Une autre option est de référer le Sri Lanka à la Cour pénale internationale. Mais, comme le Sri Lanka n’est pas partie au Statut de la CPI, cela exigerait une saisine par le Conseil de sécurité de l’Onu, et, bien-sûr, là, le défi c’est que les cinq membres permanents disposent du droit de veto, ce qui veut dire que si la Chine ou la Russie ou les Etats-Unis décident d’opposer leur veto, ce serait la fin de l’affaire. Dans le contexte politique actuel, il est très improbable que le Conseil de sécurité puisse déférer le dossier du Sri Lanka à la CPI, mais cela ne veut pas dire qu’il ne devrait pas le faire. De fait, les crimes commis au Sri Lanka comptent certainement parmi les pires de ce siècle. Il y a eu plus de 40.000 personnes tuées, rien qu’au cours des deux dernières années de la guerre, et des centaines de milliers de personnes déplacées.
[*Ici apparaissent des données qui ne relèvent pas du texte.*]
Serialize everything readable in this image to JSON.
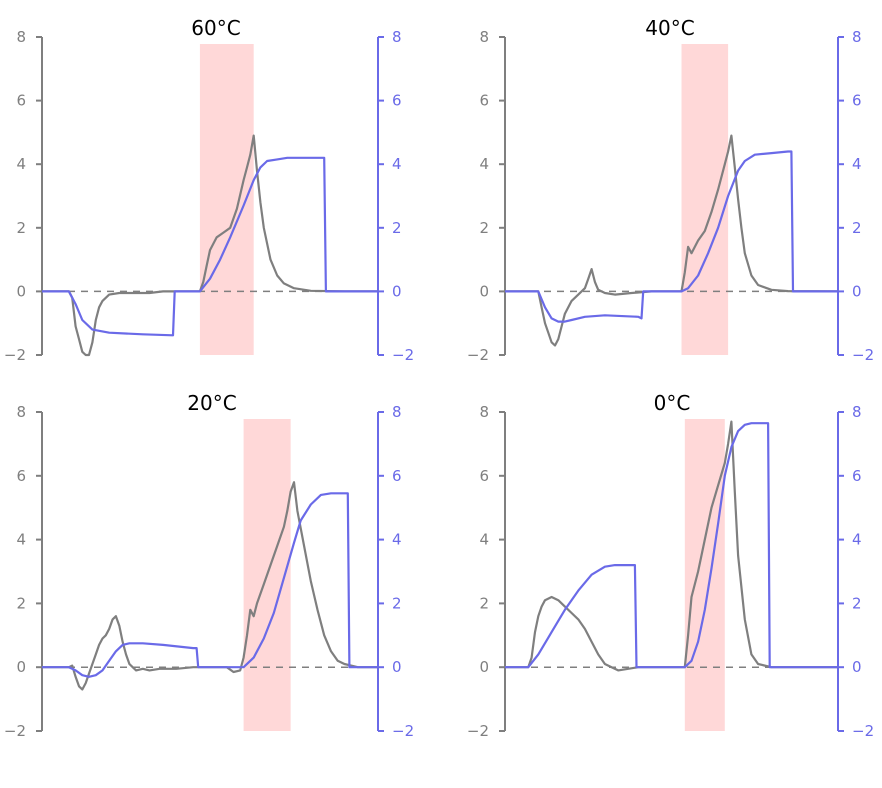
{
  "chart_data": [
    {
      "type": "line",
      "title": "60°C",
      "ylim": [
        -2,
        8
      ],
      "yticks": [
        -2,
        0,
        2,
        4,
        6,
        8
      ],
      "highlight": [
        0.47,
        0.63
      ],
      "colors": {
        "left": "#7f7f7f",
        "right": "#6a6ae8",
        "highlight": "#ffd8d8",
        "zero": "#7f7f7f"
      },
      "series": [
        {
          "axis": "left",
          "x": [
            0.0,
            0.08,
            0.09,
            0.1,
            0.11,
            0.12,
            0.13,
            0.14,
            0.15,
            0.16,
            0.17,
            0.18,
            0.2,
            0.23,
            0.27,
            0.32,
            0.36,
            0.38,
            0.47,
            0.48,
            0.49,
            0.5,
            0.52,
            0.54,
            0.56,
            0.58,
            0.6,
            0.61,
            0.62,
            0.63,
            0.64,
            0.65,
            0.66,
            0.68,
            0.7,
            0.72,
            0.75,
            0.8,
            0.9,
            1.0
          ],
          "values": [
            0,
            0,
            -0.2,
            -1.1,
            -1.5,
            -1.9,
            -2.3,
            -2.1,
            -1.6,
            -0.9,
            -0.5,
            -0.3,
            -0.1,
            -0.05,
            -0.05,
            -0.05,
            0,
            0,
            0,
            0.3,
            0.8,
            1.3,
            1.7,
            1.85,
            2.0,
            2.6,
            3.5,
            3.9,
            4.3,
            4.9,
            3.8,
            2.8,
            2.0,
            1.0,
            0.5,
            0.25,
            0.1,
            0.02,
            0,
            0
          ]
        },
        {
          "axis": "right",
          "x": [
            0.0,
            0.08,
            0.1,
            0.12,
            0.15,
            0.2,
            0.3,
            0.39,
            0.395,
            0.47,
            0.5,
            0.53,
            0.56,
            0.6,
            0.63,
            0.65,
            0.67,
            0.7,
            0.73,
            0.8,
            0.84,
            0.845,
            1.0
          ],
          "values": [
            0,
            0,
            -0.4,
            -0.9,
            -1.2,
            -1.3,
            -1.35,
            -1.38,
            0,
            0,
            0.4,
            1.0,
            1.7,
            2.7,
            3.5,
            3.9,
            4.1,
            4.15,
            4.2,
            4.2,
            4.2,
            0,
            0
          ]
        }
      ]
    },
    {
      "type": "line",
      "title": "40°C",
      "ylim": [
        -2,
        8
      ],
      "yticks": [
        -2,
        0,
        2,
        4,
        6,
        8
      ],
      "highlight": [
        0.53,
        0.67
      ],
      "colors": {
        "left": "#7f7f7f",
        "right": "#6a6ae8",
        "highlight": "#ffd8d8",
        "zero": "#7f7f7f"
      },
      "series": [
        {
          "axis": "left",
          "x": [
            0.0,
            0.09,
            0.1,
            0.11,
            0.12,
            0.13,
            0.14,
            0.15,
            0.16,
            0.17,
            0.18,
            0.2,
            0.22,
            0.24,
            0.25,
            0.26,
            0.27,
            0.28,
            0.3,
            0.33,
            0.38,
            0.44,
            0.53,
            0.54,
            0.55,
            0.56,
            0.58,
            0.6,
            0.62,
            0.64,
            0.66,
            0.67,
            0.68,
            0.69,
            0.7,
            0.71,
            0.72,
            0.74,
            0.76,
            0.8,
            0.85,
            1.0
          ],
          "values": [
            0,
            0,
            0,
            -0.5,
            -1.0,
            -1.3,
            -1.6,
            -1.7,
            -1.5,
            -1.1,
            -0.7,
            -0.3,
            -0.1,
            0.1,
            0.4,
            0.7,
            0.3,
            0.05,
            -0.05,
            -0.1,
            -0.05,
            0,
            0,
            0.6,
            1.4,
            1.2,
            1.6,
            1.9,
            2.5,
            3.2,
            4.0,
            4.4,
            4.9,
            3.9,
            2.9,
            2.0,
            1.2,
            0.5,
            0.2,
            0.05,
            0.01,
            0
          ]
        },
        {
          "axis": "right",
          "x": [
            0.0,
            0.09,
            0.1,
            0.12,
            0.14,
            0.16,
            0.18,
            0.2,
            0.24,
            0.3,
            0.4,
            0.41,
            0.415,
            0.53,
            0.55,
            0.58,
            0.61,
            0.64,
            0.67,
            0.7,
            0.72,
            0.75,
            0.8,
            0.85,
            0.86,
            0.865,
            1.0
          ],
          "values": [
            0,
            0,
            0,
            -0.5,
            -0.85,
            -0.95,
            -0.95,
            -0.9,
            -0.8,
            -0.75,
            -0.8,
            -0.85,
            0,
            0,
            0.1,
            0.5,
            1.2,
            2.0,
            3.0,
            3.8,
            4.1,
            4.3,
            4.35,
            4.4,
            4.4,
            0,
            0
          ]
        }
      ]
    },
    {
      "type": "line",
      "title": "20°C",
      "ylim": [
        -2,
        8
      ],
      "yticks": [
        -2,
        0,
        2,
        4,
        6,
        8
      ],
      "highlight": [
        0.6,
        0.74
      ],
      "colors": {
        "left": "#7f7f7f",
        "right": "#6a6ae8",
        "highlight": "#ffd8d8",
        "zero": "#7f7f7f"
      },
      "series": [
        {
          "axis": "left",
          "x": [
            0.0,
            0.08,
            0.09,
            0.1,
            0.11,
            0.12,
            0.13,
            0.14,
            0.15,
            0.16,
            0.17,
            0.18,
            0.19,
            0.2,
            0.21,
            0.22,
            0.23,
            0.24,
            0.25,
            0.26,
            0.27,
            0.28,
            0.3,
            0.32,
            0.35,
            0.4,
            0.45,
            0.5,
            0.55,
            0.57,
            0.59,
            0.6,
            0.61,
            0.62,
            0.63,
            0.64,
            0.66,
            0.68,
            0.7,
            0.72,
            0.73,
            0.74,
            0.75,
            0.76,
            0.78,
            0.8,
            0.82,
            0.84,
            0.86,
            0.88,
            0.9,
            0.92,
            0.94,
            0.96,
            1.0
          ],
          "values": [
            0,
            0,
            0.05,
            -0.3,
            -0.6,
            -0.7,
            -0.5,
            -0.2,
            0.1,
            0.4,
            0.7,
            0.9,
            1.0,
            1.2,
            1.5,
            1.6,
            1.3,
            0.8,
            0.4,
            0.1,
            0,
            -0.1,
            -0.05,
            -0.1,
            -0.05,
            -0.05,
            0,
            0,
            0,
            -0.15,
            -0.1,
            0.3,
            1.0,
            1.8,
            1.6,
            2.0,
            2.6,
            3.2,
            3.8,
            4.4,
            4.9,
            5.5,
            5.8,
            4.9,
            3.8,
            2.7,
            1.8,
            1.0,
            0.5,
            0.2,
            0.1,
            0.05,
            0,
            0,
            0
          ]
        },
        {
          "axis": "right",
          "x": [
            0.0,
            0.08,
            0.1,
            0.12,
            0.14,
            0.16,
            0.18,
            0.2,
            0.22,
            0.24,
            0.26,
            0.3,
            0.36,
            0.45,
            0.46,
            0.465,
            0.6,
            0.63,
            0.66,
            0.69,
            0.72,
            0.75,
            0.77,
            0.8,
            0.83,
            0.86,
            0.9,
            0.91,
            0.915,
            1.0
          ],
          "values": [
            0,
            0,
            -0.1,
            -0.25,
            -0.3,
            -0.25,
            -0.1,
            0.2,
            0.5,
            0.7,
            0.75,
            0.75,
            0.7,
            0.6,
            0.6,
            0,
            0,
            0.3,
            0.9,
            1.7,
            2.8,
            3.9,
            4.6,
            5.1,
            5.4,
            5.45,
            5.45,
            5.45,
            0,
            0
          ]
        }
      ]
    },
    {
      "type": "line",
      "title": "0°C",
      "ylim": [
        -2,
        8
      ],
      "yticks": [
        -2,
        0,
        2,
        4,
        6,
        8
      ],
      "highlight": [
        0.54,
        0.66
      ],
      "colors": {
        "left": "#7f7f7f",
        "right": "#6a6ae8",
        "highlight": "#ffd8d8",
        "zero": "#7f7f7f"
      },
      "series": [
        {
          "axis": "left",
          "x": [
            0.0,
            0.07,
            0.08,
            0.09,
            0.1,
            0.11,
            0.12,
            0.14,
            0.16,
            0.18,
            0.2,
            0.22,
            0.24,
            0.26,
            0.28,
            0.3,
            0.32,
            0.34,
            0.37,
            0.4,
            0.44,
            0.54,
            0.55,
            0.56,
            0.58,
            0.6,
            0.62,
            0.64,
            0.66,
            0.67,
            0.68,
            0.69,
            0.7,
            0.72,
            0.74,
            0.76,
            0.8,
            0.85,
            1.0
          ],
          "values": [
            0,
            0,
            0.3,
            1.1,
            1.6,
            1.9,
            2.1,
            2.2,
            2.1,
            1.9,
            1.7,
            1.5,
            1.2,
            0.8,
            0.4,
            0.1,
            0,
            -0.1,
            -0.05,
            0,
            0,
            0,
            1.0,
            2.2,
            3.0,
            4.0,
            5.0,
            5.7,
            6.4,
            7.0,
            7.7,
            5.5,
            3.5,
            1.5,
            0.4,
            0.1,
            0,
            0,
            0
          ]
        },
        {
          "axis": "right",
          "x": [
            0.0,
            0.07,
            0.1,
            0.14,
            0.18,
            0.22,
            0.26,
            0.3,
            0.33,
            0.36,
            0.38,
            0.39,
            0.395,
            0.54,
            0.56,
            0.58,
            0.6,
            0.62,
            0.64,
            0.66,
            0.68,
            0.7,
            0.72,
            0.74,
            0.77,
            0.79,
            0.795,
            1.0
          ],
          "values": [
            0,
            0,
            0.4,
            1.1,
            1.8,
            2.4,
            2.9,
            3.15,
            3.2,
            3.2,
            3.2,
            3.2,
            0,
            0,
            0.2,
            0.8,
            1.8,
            3.1,
            4.5,
            6.0,
            6.9,
            7.4,
            7.6,
            7.65,
            7.65,
            7.65,
            0,
            0
          ]
        }
      ]
    }
  ]
}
Il y a au moins une affaire qui serait en cours dans le cadre de la compétence universelle ? Peut-on en savoir davantage ?
Il y a une procédure qui a été engagée contre un ancien responsable militaire nomméJagathJayasuriya. La plainte a été déposée au Brésil et en Colombie par une organisation de la société civile. Le choix de l’Amérique du Sud s’explique par le fait que M. Jayasuriya était ambassadeur du Sri Lanka dans la région, il y était donc présent et y résidait. Le dépôt du dossier était ainsi assorti d’une demande de mandat d’arrêt pour qu’il soit jugé au Brésil ou en Colombie, étant donné que les crimes qu’il a commis sont tellement graves qu’ils satisfont aux éléments juridiques de la compétence universelle. Mais il est retourné au Sri Lanka juste avant le dépôt du dossier. Il a certainement eu vent de la plainte. Les autorités sri-lankaises ont bien-sûr affirmé qu’il rentrait normalement au pays et ont nié qu’il ait été impliqué dans des crimes. En fait, elles ont constamment nié qu’un membre de l’appareil militaire ait été impliqué dans les crimes au Sri Lanka, ce qui est franchement ridicule puisqu’il existe tellement de preuves de l’implication de militaires, que ce soit des témoignages, des vidéos ou des photos. Il y a une montagne de preuves qui montrent que de terribles crimes de guerre et crimes contre l’humanité ont été commis et il y a une longue liste d’anciens combattants LTTE (Tigres de libération de l'Eelam tamoul) qui se sont rendus au gouvernement et sont aujourd’hui disparus.
Après la résolution du Conseil des droits de l’homme de l’ONU et l’octroi d’un délai supplémentaire de deux ans au gouvernement sri-lankais, il y aura une évaluation à mi-parcours au début de l’année prochaine. Qu’attendez-vous de cette évaluation ?
Je n’attends rien de cela puisque notre constat est que le Conseil des droits de l’homme de l’ONU se garde de critiquer le gouvernement sri-lankais ou de lui imposer des délais stricts. Je m’attends donc à voir la même chose à la prochaine session. Ce que je souhaiterais c’est que le Conseil des droits de l’homme de l’ONU mette en place un mécanisme d’identification des étapes respectives pour chaque pilier ainsi qu’un système de suivi pour s’assurer que ces étapes sont franchies, de façon qu’après les deux ans, ils soient en mesure de dire avec certitude si des progrès ont été réalisés ou pas.